How should we prepare our kids for an online world? That’s the question I’ll help families address in my March 4th workshop for Hollyhock Vancouver on How to Parent in a Digital World, and it’s a question that Vancouverites are well positioned to tackle.

In the outdoorsy culture of Vancouver, we’re great at preparing our kids for a lifetime of physical health by getting them into activities ranging from yoga to snowboarding before they even start school. And more and more families are actively guiding their kids’ social and emotional learning, supported by the work that has been done to integrate that kind of learning into the BC curriculum.

But we also need to prepare our kids for a life in which a significant portion of their work, learning, leisure and relationships will unfold online. Because online experiences and interactions are significantly different from what takes place in the offline world, kids need the guidance and support of parents and educators if they are to develop the skills that will help them lead meaningful, effective lives online as well as off.

The Dalai Lama Center for Peace & Education has identified five domains of heart-mind well-being, which help us understand the ways our kids need to be nurtured in their emotional and social development.

These five domains also provide a useful framework for thinking about what our kids need to learn online, so that the social and emotional skills they develop offline get carried through into their online experiences…and so that their online behaviours and experiences don’t forestall or undercut the social and emotional skills we want them to develop.

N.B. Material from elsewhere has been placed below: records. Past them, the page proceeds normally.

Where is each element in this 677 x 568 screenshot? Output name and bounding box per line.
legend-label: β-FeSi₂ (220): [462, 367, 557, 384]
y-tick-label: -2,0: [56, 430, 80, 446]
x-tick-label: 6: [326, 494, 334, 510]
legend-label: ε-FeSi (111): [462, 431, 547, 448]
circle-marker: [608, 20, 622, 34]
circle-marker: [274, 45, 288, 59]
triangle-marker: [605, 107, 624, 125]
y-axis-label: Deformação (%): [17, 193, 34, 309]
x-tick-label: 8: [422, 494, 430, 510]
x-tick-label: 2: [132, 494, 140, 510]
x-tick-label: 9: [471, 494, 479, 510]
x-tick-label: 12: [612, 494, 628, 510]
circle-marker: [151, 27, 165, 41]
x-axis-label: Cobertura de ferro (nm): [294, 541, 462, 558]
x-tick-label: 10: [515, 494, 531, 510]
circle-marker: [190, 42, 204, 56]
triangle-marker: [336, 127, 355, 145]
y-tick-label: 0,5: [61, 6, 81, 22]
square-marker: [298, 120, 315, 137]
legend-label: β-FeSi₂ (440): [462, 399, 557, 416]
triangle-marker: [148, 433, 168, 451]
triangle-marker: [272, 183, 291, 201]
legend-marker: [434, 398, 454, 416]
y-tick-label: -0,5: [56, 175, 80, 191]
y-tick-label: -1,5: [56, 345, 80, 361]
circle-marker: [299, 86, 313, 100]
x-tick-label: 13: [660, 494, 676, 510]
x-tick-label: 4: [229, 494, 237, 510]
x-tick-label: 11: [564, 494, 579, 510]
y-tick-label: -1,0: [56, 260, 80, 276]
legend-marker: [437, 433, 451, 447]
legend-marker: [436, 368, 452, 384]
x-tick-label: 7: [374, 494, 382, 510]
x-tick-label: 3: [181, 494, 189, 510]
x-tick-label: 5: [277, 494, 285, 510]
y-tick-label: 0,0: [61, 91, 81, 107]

Part of what makes this challenging is that the online world is so new. We’re able to identify the social and emotional competencies needed for the offline world because we know the norms of the offline world, and what kids will need in order to function within those norms.

The norms of the online world are still emergent — and part of the reason we need to nurture our kids’ online competencies is so they can make that online world more compassionate and meaningful. Here’s where our kids need help:

Relationship skills: Getting along with others online

This is what the Dalai Lama Center describes as “the ability to form positive and healthy relationships with peers and adults”. Since the Internet has now become an important site for creating and maintaining our relationships, kids need to learn how to form and sustain healthy relationships online.

That includes learning how to express themselves in text-only media like email (which lacks the clues that come from tone of voice or body language), learning how to handle criticism and aggression (all too common online), and how to disagree respectfully without starting a flame war.

Compassion: Cultivating online empathy

The Collaborative for Academic, Social, and Emotional Learning (CASEL) defines social awareness as “the ability to take the perspective of and empathize with others from diverse backgrounds and culture”. That kind of empathy is clearly lacking in a lot of online interaction — but that doesn’t have to be the case.

We can help kids cultivate that kind of awareness both online and off, by teaching them how to give and get support online, particularly if they face a challenge that’s hard to discuss with parents or peers. At the same time, we need to help them get outside the social media echo chamber by following and engaging with people who have different ideas and experiences.

Solving problems: Critical thinking goes digital

The Dalai Lama Center notes that children need to cultivate "the ability to behave in a peaceful and respectful way in a variety of situations and relationships.”

Making good choices online requires advanced decision making skills, because so much of that decision making occurs in the absence of the kind of context we get offline.

Core decision-making skills in the online world include learning how to protect themselves (including making good decisions about how much information to share), how to think autonomously (in a world where much of the information they see is targeted or determined by algorithms), and how to assess online information (so they can separate fact from speculation).